I 256: Applied Natural Language Processing

   Fall 2006, Prof. Marti Hearst

Course Information

Assignment 3

You are encouraged to work in pairs on this assignment, but only if you work together. If you work with someone else, please include a description of who did what, and what you did together, in the writeup.

Part A: Community-based Summarizer

Feature code and documentation.

The feature recognizers are due in class on Wed, Oct 11; they should be uploaded to the wiki (shown below). The classifier and the evaluator are due before class on Monday, Oct 16. This code should also be uploaded to the wiki. Only the people doing the evaluation will have access to the test data.

We'll put it all together in class on Mon, Oct 16.

Together we're going to write the components for a text summarizer, and put the components together in class. Here are pieces that need to get done:
  1. Feature recognizers, each of which read in the input file and produce an output file (many students can work on this part).
  2. Naive Bayes classifier that takes the feature files and learns the probabilities, and also reports scores for the sentences in the test set.
  3. Code that evalutes the results of the classifier on the test collection.

Some students will write feature recognizers. These students will read the input file and produce as output another file of the format (with tab separators):
    DocNumber SentNumber FeatureCount
The feature count is a score or weight indicating how often the feature occurs in the sentence, if at all.

The Bayesian reasoner will have to compute the probabilities for each feature for the training set, and then use the output of this as input for the test collection.

I have downloaded some DUC data and wrote a bunch of code to do a bunch of massaging of it to put it into a easy form for us to use. We are only looking at extracts taken verbatim from the documents (which is why there isn't much data; most of the data has hand-generated abstracts).

There are 100 training docs and 43 testing docs, but most of you will only see the training data. It contains files in two formats.

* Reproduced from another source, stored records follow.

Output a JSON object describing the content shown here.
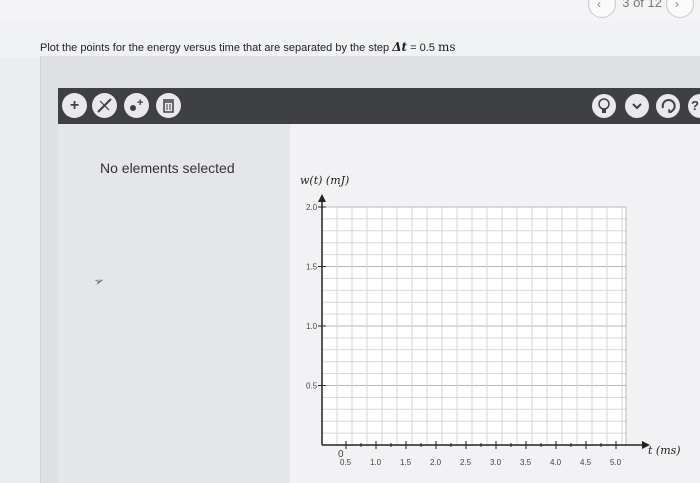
{
  "header": {
    "pager_text": "3 of 12",
    "prev_icon": "chevron-left-icon",
    "next_icon": "chevron-right-icon"
  },
  "question": {
    "prefix": "Plot the points for the energy versus time that are separated by the step ",
    "math_symbol": "Δt",
    "equals": " = 0.5 ",
    "unit": "ms"
  },
  "toolbar": {
    "add_label": "+",
    "line_icon": "line-tool-icon",
    "point_label": "+",
    "trash_icon": "trash-icon",
    "hint_icon": "lightbulb-icon",
    "dropdown_icon": "chevron-down-icon",
    "reset_icon": "reset-icon",
    "help_label": "?"
  },
  "sidebar": {
    "empty_text": "No elements selected"
  },
  "colors": {
    "toolbar_bg": "#3e4044",
    "grid_line": "#c9c9cc",
    "axis": "#222222"
  },
  "chart_data": {
    "type": "scatter",
    "title": "",
    "xlabel": "t (ms)",
    "ylabel": "w(t) (mJ)",
    "xlim": [
      0.5,
      5.0
    ],
    "ylim": [
      0,
      2.0
    ],
    "x_ticks": [
      "0.5",
      "1.0",
      "1.5",
      "2.0",
      "2.5",
      "3.0",
      "3.5",
      "4.0",
      "4.5",
      "5.0"
    ],
    "y_ticks": [
      "0.5",
      "1.0",
      "1.5",
      "2.0"
    ],
    "origin_label": "0",
    "grid": true,
    "series": [
      {
        "values": []
      }
    ]
  }
}
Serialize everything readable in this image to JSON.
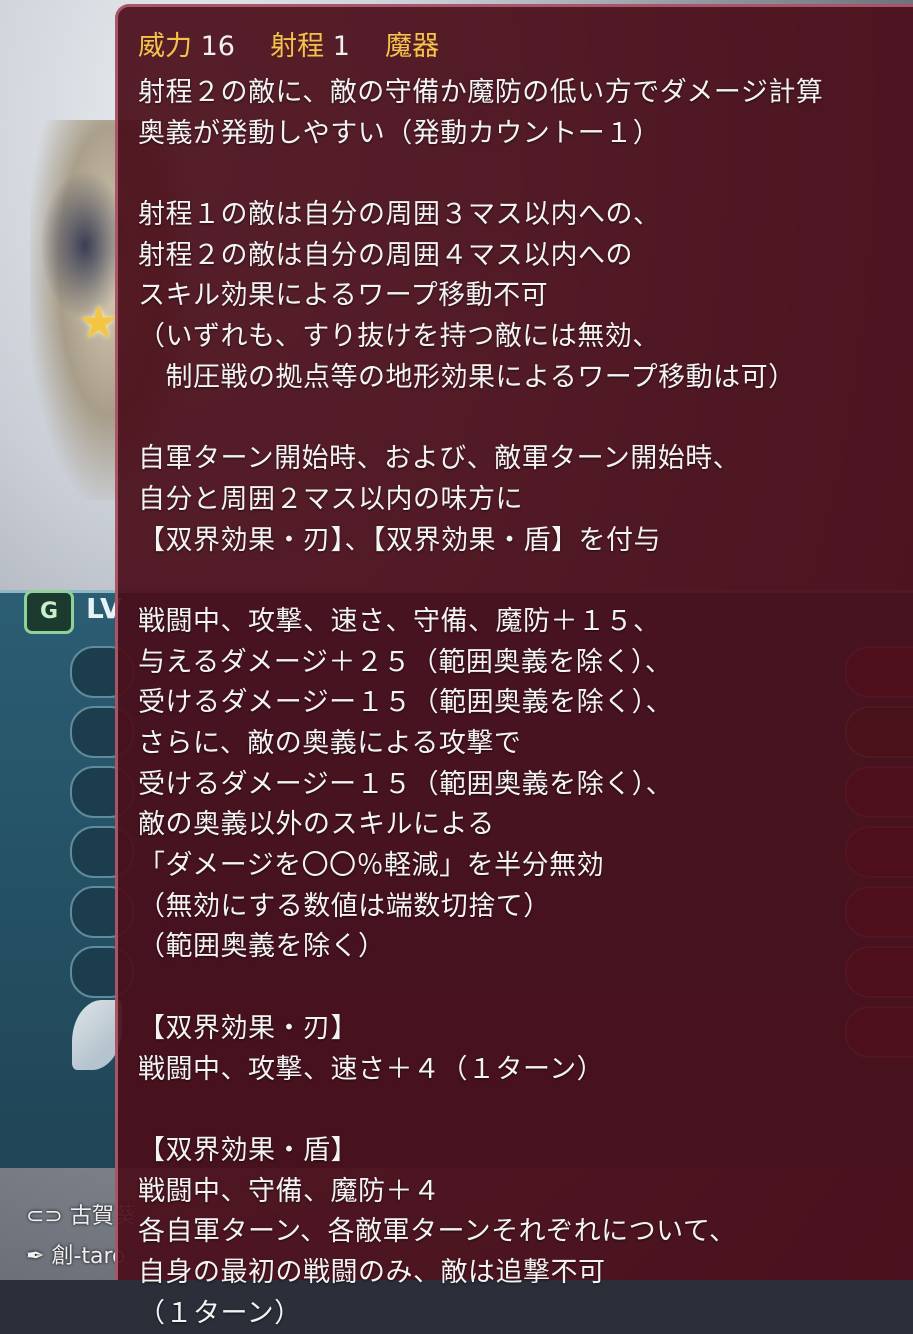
{
  "weapon": {
    "might_label": "威力",
    "might_value": "16",
    "range_label": "射程",
    "range_value": "1",
    "type": "魔器"
  },
  "description_lines": [
    "射程２の敵に、敵の守備か魔防の低い方でダメージ計算",
    "奥義が発動しやすい（発動カウントー１）",
    "",
    "射程１の敵は自分の周囲３マス以内への、",
    "射程２の敵は自分の周囲４マス以内への",
    "スキル効果によるワープ移動不可",
    "（いずれも、すり抜けを持つ敵には無効、",
    "　制圧戦の拠点等の地形効果によるワープ移動は可）",
    "",
    "自軍ターン開始時、および、敵軍ターン開始時、",
    "自分と周囲２マス以内の味方に",
    "【双界効果・刃】、【双界効果・盾】を付与",
    "",
    "戦闘中、攻撃、速さ、守備、魔防＋１５、",
    "与えるダメージ＋２５（範囲奥義を除く）、",
    "受けるダメージー１５（範囲奥義を除く）、",
    "さらに、敵の奥義による攻撃で",
    "受けるダメージー１５（範囲奥義を除く）、",
    "敵の奥義以外のスキルによる",
    "「ダメージを〇〇％軽減」を半分無効",
    "（無効にする数値は端数切捨て）",
    "（範囲奥義を除く）",
    "",
    "【双界効果・刃】",
    "戦闘中、攻撃、速さ＋４（１ターン）",
    "",
    "【双界効果・盾】",
    "戦闘中、守備、魔防＋４",
    "各自軍ターン、各敵軍ターンそれぞれについて、",
    "自身の最初の戦闘のみ、敵は追撃不可",
    "（１ターン）"
  ],
  "background": {
    "level_badge": "G",
    "level_text": "LV",
    "credits": [
      "古賀葵",
      "創-taro"
    ],
    "credit_icons": [
      "voice-actor-icon",
      "artist-pen-icon"
    ]
  },
  "colors": {
    "tooltip_bg": "#4a0e1a",
    "label_gold": "#f5c24a",
    "text_white": "#f3f3f3"
  }
}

In the ``annotation'' format, the original text markup is retained and sentence boundaries for candidate extraction sentences are indicated via annotation in position within the text. Annotations include sentence numbers (beginning at 1) and whether or not the sentence is included in the gold-standard extract. For example,
    President Bush on Monday nominated Clarence Thomas, a conservative Republican with a controversial record on civil rights, to replace retiring Justice Thurgood Marshall on the Supreme Court.
In the ``segmented'' format, the original markup is removed and only those sentences that are candidates for inclusion are presented. Each line of the file is tab-separated, of the format:

    sentence_number is_in_extract? sentence_words
The sentence words are not tokenized and may contain tabs.

I have set up a wiki so people can sign up for different tasks. We'll post the code there when it is due. I called the wiki anlp06_a3. The url is http://123.writeboard.com/4377b62f9ab431267/login and the password is the name of the email list for this course.

I have signed agreements stating that we will keep the data confidential Thus data is NOT TO BE REDISTRIBUTED. After the assignment is done, I want everyone to DELETE THE DATA from their filesystems. Anyone who cannot or does not agree to these conditions can do an alternative assignment.

In class on Monday Oct 16th we'll run the code and see how it works.


Part B: Practice with Shallow Parser

Turn in second part of assignment here

This part is due Monday, Oct 16.

In the previous assignment, we looked at Amazon.com's concordanc feature. They have some other text statistics as well, including Statistically Improbable Phrases (SIPs) and (Capitalized Phrases (CAPs), and various readability and complexity scores, one of which is the Gunning-Fog index (see the definition of the index at Wikipedia).   See the Amazon statistics run on de Tocqueville's Democracy in America.

Your job is to write code to compute the Gunning-Fox index, and test it on stretches of text from several different kinds of articles, e.g., a Wikipedia article, an academic research paper, and a blog post. Be sure to tell me about the results in your writeup.

Use a stemmer, preferably the one I showed in class using WordNet, to normalize the inflectional morphological variants. Use a tagger and chunker to find and exclude the proper nouns. There are heuristics for how to count syllables in English; the standard one is that every new vowel that is not adjacent to another vowel is a new syllable. However, there are exceptions, such as that most of the time, a final "e" is not a new syllable, unless preceded by an "l". Your syllable recognizer doesn't have to be perfect, but it should work decently well.

Use a chunker to separate the text into noun phrases and verb phrases (as defined for shallow parsers). Does the length of the noun phrases correlate at all with the Gunning index in the documents that you tested?